Another tangential comment by me: it’s important to understand the difference between machine complexity and human complexity. Go is a game that has been hard for computers to match top human players because the large board combined with concepts like “space” and “encirclement” are easy for humans to intuit, whilst requiring a high level of programming sophistication combined with hardware brute-force for a computer to “understand”.
A world with seven billion players is indeed far too complex for any modern computer to have any hope of “understanding”, but the patterns and predictability of such a massive number of moving parts makes understanding their collective behaviour relatively easy for a smart, experienced, detached, independent, erudite human participant.

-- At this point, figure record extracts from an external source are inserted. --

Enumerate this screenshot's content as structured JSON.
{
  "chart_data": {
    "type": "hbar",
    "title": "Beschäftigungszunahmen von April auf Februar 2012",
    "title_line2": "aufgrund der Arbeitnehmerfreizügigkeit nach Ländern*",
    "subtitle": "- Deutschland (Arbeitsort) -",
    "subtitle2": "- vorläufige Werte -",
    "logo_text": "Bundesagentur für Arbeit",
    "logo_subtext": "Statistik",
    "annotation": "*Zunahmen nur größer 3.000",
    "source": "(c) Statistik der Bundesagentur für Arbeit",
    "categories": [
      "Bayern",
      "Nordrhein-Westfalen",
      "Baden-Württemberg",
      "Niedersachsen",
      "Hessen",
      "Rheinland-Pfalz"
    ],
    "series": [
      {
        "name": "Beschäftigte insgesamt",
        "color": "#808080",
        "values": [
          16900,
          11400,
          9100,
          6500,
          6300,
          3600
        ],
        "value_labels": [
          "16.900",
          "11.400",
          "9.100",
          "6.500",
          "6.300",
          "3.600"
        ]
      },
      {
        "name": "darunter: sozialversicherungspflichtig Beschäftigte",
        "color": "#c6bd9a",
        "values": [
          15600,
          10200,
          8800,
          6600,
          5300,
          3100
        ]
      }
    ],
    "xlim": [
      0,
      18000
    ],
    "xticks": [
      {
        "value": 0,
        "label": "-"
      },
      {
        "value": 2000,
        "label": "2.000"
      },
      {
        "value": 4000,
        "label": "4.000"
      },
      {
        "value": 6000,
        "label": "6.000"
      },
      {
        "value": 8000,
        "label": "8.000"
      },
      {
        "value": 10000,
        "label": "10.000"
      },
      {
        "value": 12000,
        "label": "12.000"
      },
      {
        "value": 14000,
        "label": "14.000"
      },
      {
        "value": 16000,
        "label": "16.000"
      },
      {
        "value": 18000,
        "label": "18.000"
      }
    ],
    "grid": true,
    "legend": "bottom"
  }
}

The reason that people are usually so awful at beating the market is that so few of us can lay claim to those five adjectives.
The carbon vs. silicon contest is essentially one of efficiency vs brute force. Top chess grandmasters can evaluate no more than 10-15 positions per second, whereas computers normally evaluate around 300 million positions per second. Nevertheless, in most positions there is no appreciable difference in the quality of moves chosen.

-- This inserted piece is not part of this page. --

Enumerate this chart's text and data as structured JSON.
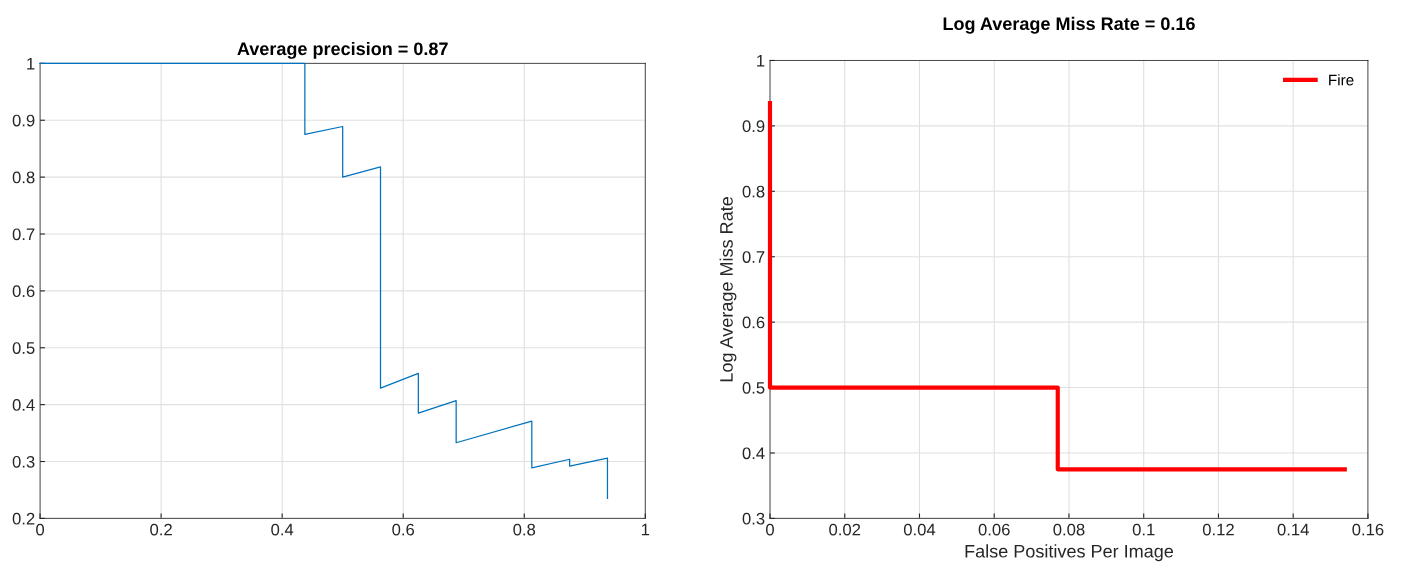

In markets, where the enormous number of moving parts quickly overwhelm even the best computers’ brute force calculation “skills”, the efficiency of thought vs code will come through.
I’m not familiar with Go, but I suspect comparisons between games like Chess and markets, are seriously flawed. Chess may be complex, but it is calculable. Markets are complex, adaptive systems, so they are not predictable with any certainty (they are not calculable, in a mechanistic, or Newtonian, sense).
This is where the human ability to make judgements (or as you say, to intuit) comes in. I suspect the advantage of judgement, is that it can simplify the complex, but especially that it can provide answers to the unknowable. If our judgements involve many moving parts, and thus deal with high levels of complexity, then we are perhaps losing the key advantage that intuition may of offer.
The question is, will computers ever be able to intuit?
Contrary to popular belief, chess is not just about calculation. Computers started passing the Turing Test (https://en.wikipedia.org/wiki/Turing_test) in chess in 1997 when Garry Kasparov accused IBM of cheating because he couldn’t believe that Deep Blue could make a very human looking positional pawn sacrifice.
Modern chess computers play such “intuitive” moves all the time these days.
Watching conversations between chatterbots is also a little unnerving because they do seem to exhibit rudimentary intuition.
Nevertheless, I don’t believe that current silicon chip architecture will ever allow true intuition in computers.
Future generations of chips are likely to sacrifice the unfailing accuracy that is currently associated with silicon thought for a massive increase in processing power. When this happens, I think that Moore’s law will get blown away, and we will start to see the first signs of true sentience in machines.